Congress to Take Action?
Congress, state legislatures, the medical community and a legal challenge have all called for the DEA and FDA to consider this reclassification. In 2015 Congress introduced the Compassionate Access, Research Expansion and Respect States (CARERS) Act which along with removing federal penalties and restrictions for producing, distributing and possessing marijuana for medical purposes, gave military veterans access to medical marijuana in states where it is legal, allowed financial institutions to provide banking services to marijuana businesses, and would reclassified marijuana from “Schedule I” to “Schedule II. The bill is still pending. State legislatures are also calling for the reclassification; for example, in Utah the legislature unanimousy passed a bill asking Congress to reclassify marijuana from Schedule I to Schedule II.
A Court Challenge
This year also saw the American College of Physicians and other professionals calling for the FDA to reclassify marijuana as a Schedule II drug and a legal challenge to the current classification was brought in a case called United States v. Schweder, et. al., No. 2:11-CR-0449-KJM. The attorneys in that case argued that it’s impossible to say marijuana has no accepted medical value, and that the federal classification of the plant is unconstitutional since 23 states have legalized marijuana for medical purposes. There is a growing body of research highlighting marijuana’s medical promise and the federal view of marijuana is evolving. The judge in the Schweder case rightfully stated that the change could not come from the courts because only from the federal government has jurisdiction over the classification.

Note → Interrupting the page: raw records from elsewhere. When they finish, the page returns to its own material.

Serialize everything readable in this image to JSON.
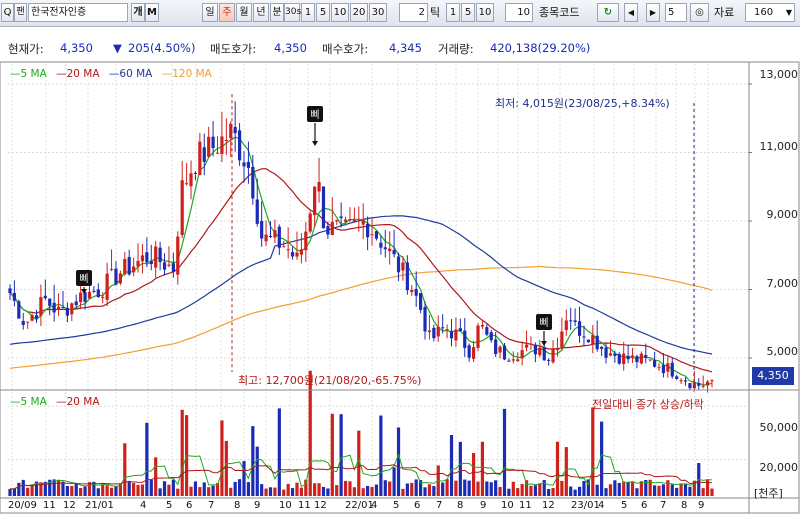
{
  "toolbar": {
    "search_icon_label": "Q",
    "search_tag": "팬",
    "stock_name": "한국전자인증",
    "mode1": "개",
    "mode2": "M",
    "period_day": "일",
    "period_week": "주",
    "period_month": "월",
    "period_year": "년",
    "period_min": "분",
    "period_30s": "30s",
    "min1": "1",
    "min5": "5",
    "min10": "10",
    "min20": "20",
    "min30": "30",
    "tick_value": "2",
    "tick_label": "틱",
    "tick1": "1",
    "tick5": "5",
    "tick10": "10",
    "tick_custom": "10",
    "code_label": "종목코드",
    "refresh_icon": "refresh-icon",
    "count_value": "5",
    "data_label": "자료",
    "data_count": "160"
  },
  "info": {
    "price_label": "현재가:",
    "price": "4,350",
    "change_arrow": "▼",
    "change": "205(4.50%)",
    "ask_label": "매도호가:",
    "ask": "4,350",
    "bid_label": "매수호가:",
    "bid": "4,345",
    "volume_label": "거래량:",
    "volume": "420,138(29.20%)"
  },
  "colors": {
    "up": "#d0201b",
    "down": "#1a2bb5",
    "ma5": "#1fa81f",
    "ma20": "#b01818",
    "ma60": "#1f3a9e",
    "ma120": "#f0a030",
    "price_tag_bg": "#1f3aa8"
  },
  "price_panel": {
    "legend": [
      {
        "label": "5 MA",
        "color": "#1fa81f"
      },
      {
        "label": "20 MA",
        "color": "#b01818"
      },
      {
        "label": "60 MA",
        "color": "#1f3a9e"
      },
      {
        "label": "120 MA",
        "color": "#f0a030"
      }
    ],
    "y_labels": [
      "13,000",
      "11,000",
      "9,000",
      "7,000",
      "5,000"
    ],
    "current_price_tag": "4,350",
    "low_annotation": "최저: 4,015원(23/08/25,+8.34%)",
    "high_annotation": "최고: 12,700원(21/08/20,-65.75%)",
    "signal_marker": "삐"
  },
  "volume_panel": {
    "legend": [
      {
        "label": "5 MA",
        "color": "#1fa81f"
      },
      {
        "label": "20 MA",
        "color": "#b01818"
      }
    ],
    "note": "전일대비 종가 상승/하락",
    "y_labels": [
      "50,000",
      "20,000"
    ],
    "unit_label": "[천주]"
  },
  "x_axis": {
    "labels": [
      "20/09",
      "11",
      "12",
      "21/01",
      "4",
      "5",
      "6",
      "7",
      "8",
      "9",
      "10",
      "11",
      "12",
      "22/01",
      "4",
      "5",
      "6",
      "7",
      "8",
      "9",
      "10",
      "11",
      "12",
      "23/01",
      "4",
      "5",
      "6",
      "7",
      "8",
      "9"
    ]
  },
  "chart_data": {
    "type": "candlestick",
    "period": "weekly",
    "y_range": [
      4000,
      13500
    ],
    "series": [
      {
        "name": "5 MA"
      },
      {
        "name": "20 MA"
      },
      {
        "name": "60 MA"
      },
      {
        "name": "120 MA"
      }
    ],
    "key_points": {
      "high": {
        "value": 12700,
        "date": "21/08/20"
      },
      "low": {
        "value": 4015,
        "date": "23/08/25"
      },
      "last": 4350
    }
  }
}
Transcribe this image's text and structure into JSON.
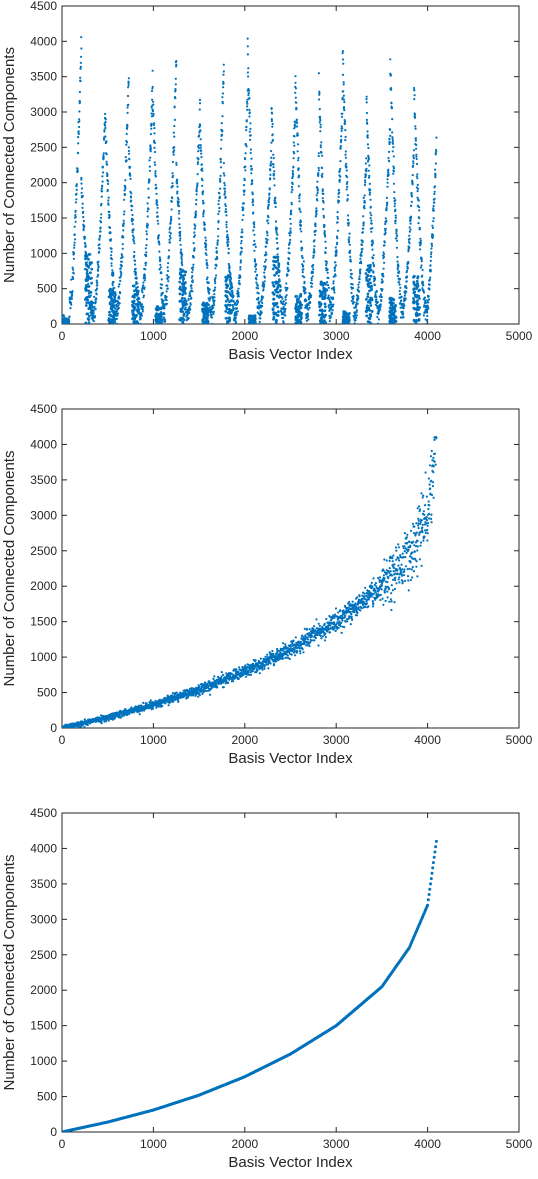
{
  "style": {
    "point_color": "#0072BD",
    "axes_color": "#262626",
    "background": "#ffffff"
  },
  "chart_data": [
    {
      "type": "scatter",
      "xlabel": "Basis Vector Index",
      "ylabel": "Number of Connected Components",
      "xlim": [
        0,
        5000
      ],
      "ylim": [
        0,
        4500
      ],
      "xticks": [
        0,
        1000,
        2000,
        3000,
        4000,
        5000
      ],
      "yticks": [
        0,
        500,
        1000,
        1500,
        2000,
        2500,
        3000,
        3500,
        4000,
        4500
      ],
      "box": true,
      "grid": false,
      "pattern": "interleaved oscillating sawtooth bands",
      "segments": [
        {
          "x_start": 0,
          "x_end": 80,
          "y_top": 80
        },
        {
          "x_start": 80,
          "x_end": 210,
          "y_top": 4100
        },
        {
          "x_start": 210,
          "x_end": 340,
          "y_top": 2100
        },
        {
          "x_start": 340,
          "x_end": 470,
          "y_top": 3100
        },
        {
          "x_start": 470,
          "x_end": 600,
          "y_top": 3050
        },
        {
          "x_start": 600,
          "x_end": 730,
          "y_top": 3650
        },
        {
          "x_start": 730,
          "x_end": 860,
          "y_top": 2600
        },
        {
          "x_start": 860,
          "x_end": 990,
          "y_top": 3600
        },
        {
          "x_start": 990,
          "x_end": 1120,
          "y_top": 3450
        },
        {
          "x_start": 1120,
          "x_end": 1250,
          "y_top": 3900
        },
        {
          "x_start": 1250,
          "x_end": 1380,
          "y_top": 2300
        },
        {
          "x_start": 1380,
          "x_end": 1510,
          "y_top": 3300
        },
        {
          "x_start": 1510,
          "x_end": 1640,
          "y_top": 2850
        },
        {
          "x_start": 1640,
          "x_end": 1770,
          "y_top": 3850
        },
        {
          "x_start": 1770,
          "x_end": 1900,
          "y_top": 2200
        },
        {
          "x_start": 1900,
          "x_end": 2030,
          "y_top": 3400
        },
        {
          "x_start": 2030,
          "x_end": 2160,
          "y_top": 4050
        },
        {
          "x_start": 2160,
          "x_end": 2290,
          "y_top": 2650
        },
        {
          "x_start": 2290,
          "x_end": 2420,
          "y_top": 3200
        },
        {
          "x_start": 2420,
          "x_end": 2550,
          "y_top": 3100
        },
        {
          "x_start": 2550,
          "x_end": 2680,
          "y_top": 3700
        },
        {
          "x_start": 2680,
          "x_end": 2810,
          "y_top": 2500
        },
        {
          "x_start": 2810,
          "x_end": 2940,
          "y_top": 3550
        },
        {
          "x_start": 2940,
          "x_end": 3070,
          "y_top": 3350
        },
        {
          "x_start": 3070,
          "x_end": 3200,
          "y_top": 3950
        },
        {
          "x_start": 3200,
          "x_end": 3330,
          "y_top": 2450
        },
        {
          "x_start": 3330,
          "x_end": 3460,
          "y_top": 3250
        },
        {
          "x_start": 3460,
          "x_end": 3590,
          "y_top": 3000
        },
        {
          "x_start": 3590,
          "x_end": 3720,
          "y_top": 3800
        },
        {
          "x_start": 3720,
          "x_end": 3850,
          "y_top": 2650
        },
        {
          "x_start": 3850,
          "x_end": 3980,
          "y_top": 3450
        },
        {
          "x_start": 3980,
          "x_end": 4096,
          "y_top": 2700
        }
      ],
      "dense_blocks": [
        {
          "x": 40,
          "y_max": 70
        },
        {
          "x": 290,
          "y_max": 1000
        },
        {
          "x": 545,
          "y_max": 500
        },
        {
          "x": 805,
          "y_max": 560
        },
        {
          "x": 1060,
          "y_max": 250
        },
        {
          "x": 1320,
          "y_max": 800
        },
        {
          "x": 1570,
          "y_max": 300
        },
        {
          "x": 1825,
          "y_max": 700
        },
        {
          "x": 2080,
          "y_max": 120
        },
        {
          "x": 2340,
          "y_max": 950
        },
        {
          "x": 2590,
          "y_max": 430
        },
        {
          "x": 2850,
          "y_max": 600
        },
        {
          "x": 3110,
          "y_max": 180
        },
        {
          "x": 3360,
          "y_max": 850
        },
        {
          "x": 3620,
          "y_max": 370
        },
        {
          "x": 3880,
          "y_max": 680
        }
      ]
    },
    {
      "type": "scatter",
      "xlabel": "Basis Vector Index",
      "ylabel": "Number of Connected Components",
      "xlim": [
        0,
        5000
      ],
      "ylim": [
        0,
        4500
      ],
      "xticks": [
        0,
        1000,
        2000,
        3000,
        4000,
        5000
      ],
      "yticks": [
        0,
        500,
        1000,
        1500,
        2000,
        2500,
        3000,
        3500,
        4000,
        4500
      ],
      "box": true,
      "grid": false,
      "pattern": "noisy increasing curve",
      "trend": [
        [
          0,
          0
        ],
        [
          500,
          150
        ],
        [
          1000,
          330
        ],
        [
          1500,
          540
        ],
        [
          2000,
          800
        ],
        [
          2500,
          1100
        ],
        [
          3000,
          1500
        ],
        [
          3500,
          2000
        ],
        [
          3800,
          2450
        ],
        [
          4000,
          3000
        ],
        [
          4096,
          4100
        ]
      ],
      "y_max": 4100
    },
    {
      "type": "scatter",
      "xlabel": "Basis Vector Index",
      "ylabel": "Number of Connected Components",
      "xlim": [
        0,
        5000
      ],
      "ylim": [
        0,
        4500
      ],
      "xticks": [
        0,
        1000,
        2000,
        3000,
        4000,
        5000
      ],
      "yticks": [
        0,
        500,
        1000,
        1500,
        2000,
        2500,
        3000,
        3500,
        4000,
        4500
      ],
      "box": true,
      "grid": false,
      "pattern": "smooth monotonic increasing curve",
      "trend": [
        [
          0,
          0
        ],
        [
          500,
          140
        ],
        [
          1000,
          310
        ],
        [
          1500,
          520
        ],
        [
          2000,
          780
        ],
        [
          2500,
          1100
        ],
        [
          3000,
          1500
        ],
        [
          3500,
          2050
        ],
        [
          3800,
          2600
        ],
        [
          4000,
          3200
        ],
        [
          4096,
          4100
        ]
      ],
      "y_max": 4100
    }
  ]
}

The FDA albeit not reclassifying cannabis, has been eking out decisions that approve cannabis derivatives for medical purposes. The FDA has approved two cannabinoid medications — dronabinal (Marinol) and Nabilone (cesamet). Other cannabinoid-based medications, like Sativex which is approved in Canada and Europe, are under FDA review for treating cancer pain, spasticity and other conditions.
What Could It All Mean?
So what happens if marijuana is classified as a Schedule II drug under the federal Controlled Substances Act? The states need to rethink their state Substance Control Acts because they typically mirror the federal Act. Do they follow suit? If not, will it remain a “dangerous drug” in some states while not in others? Will all of the states decriminalize marijuana? Will that decriminalization cause more of an increase in use that may be harmful and addictive especially to adolescents? Or will it just open the door for more thorough empirical testing and university research in order to establish clinical standards related to dosage and potency? Or will it just “allow states to set their own medical marijuana statutes free of federal interference, allow medical marijuana dispensaries to access the banking system, and allow doctors at government agencies like the Department of Veterans Affairs to prescribe medical marijuana in states where it’s permitted.”
The DEA decision will have an impact however it decides on the issue of reclassification of marijuana. What do you think?